23 And there was evening and there was morning, a fifth day.

The refrain returns, marking the close of another distinct period of God's creative work. The structure of time, established on the first day, continues to provide the framework for God's activity. The evening and morning mark a literal 24-hour day, consistent with the pattern established and the subsequent institution of the Sabbath week for Israel. God works in an orderly, measured, and purposeful way, and He is bringing His magnificent project to its climax.


Application

First, we must cultivate a deep and robust appreciation for the created world. A Christian should be the truest environmentalist, not in a pantheistic, earth-worshipping sense, but in the sense of a steward who delights in the handiwork of his Father. The teeming life of the sea and the sky is a sermon on the extravagant goodness and creativity of God. We should reject any spirituality that is ethereal and detached from the glories of the material world. God declared it good, and we should rejoice in it. When you eat a well-cooked fish or hear the morning chorus of birds, you are participating in the goodness of the fifth day.

Second, we must recognize the principle of fruitfulness as a divine blessing. The command to be fruitful and multiply is woven into the fabric of creation. While this finds its highest expression in the family and the Great Commission, we should see the general principle at work everywhere. God wants things to grow. He wants churches to grow, families to grow, gardens to grow, and righteousness to grow. We should be a people characterized by life, abundance, and growth, pushing back against the culture of death, sterility, and barrenness that surrounds us. We serve a God who commands the waters to swarm, and He has commanded us to fill the earth with disciples, baptizing and teaching. The same power that filled the seas is the power at work in us through the Holy Spirit.

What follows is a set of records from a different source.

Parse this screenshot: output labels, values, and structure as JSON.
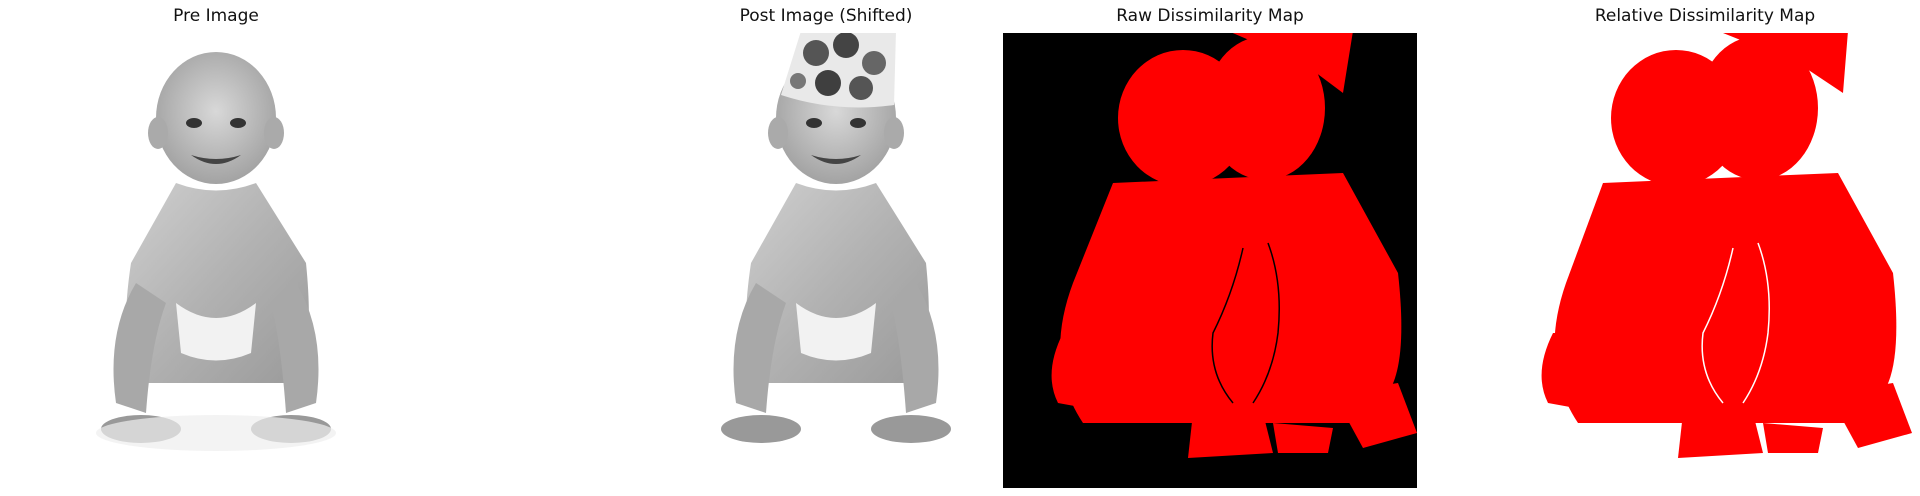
{
  "panels": [
    {
      "title": "Pre Image",
      "content": "grayscale-photo"
    },
    {
      "title": "Post Image (Shifted)",
      "content": "grayscale-photo-with-party-hat"
    },
    {
      "title": "Raw Dissimilarity Map",
      "content": "red-mask-on-black"
    },
    {
      "title": "Relative Dissimilarity Map",
      "content": "red-mask-on-white"
    }
  ],
  "colors": {
    "background": "#ffffff",
    "mask": "#ff0000",
    "raw_background": "#000000",
    "hat_base": "#e9e9e9",
    "hat_dots": "#555555"
  }
}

Finally, we are reminded that God is the sovereign Lord over all that seems chaotic or fearsome. He created the great sea monsters. The things in this world that cause us to fear, whether political turmoil, economic collapse, or spiritual adversaries, are all creatures. They are on a leash. Our God is not locked in a cosmic struggle with chaos. He spoke, and the monsters came into being as part of His good plan. This should give us profound confidence and peace. The God who made Leviathan can certainly handle our problems. He is the Creator, and all creation, from the smallest fish to the greatest beast, exists to serve His purposes and declare His glory.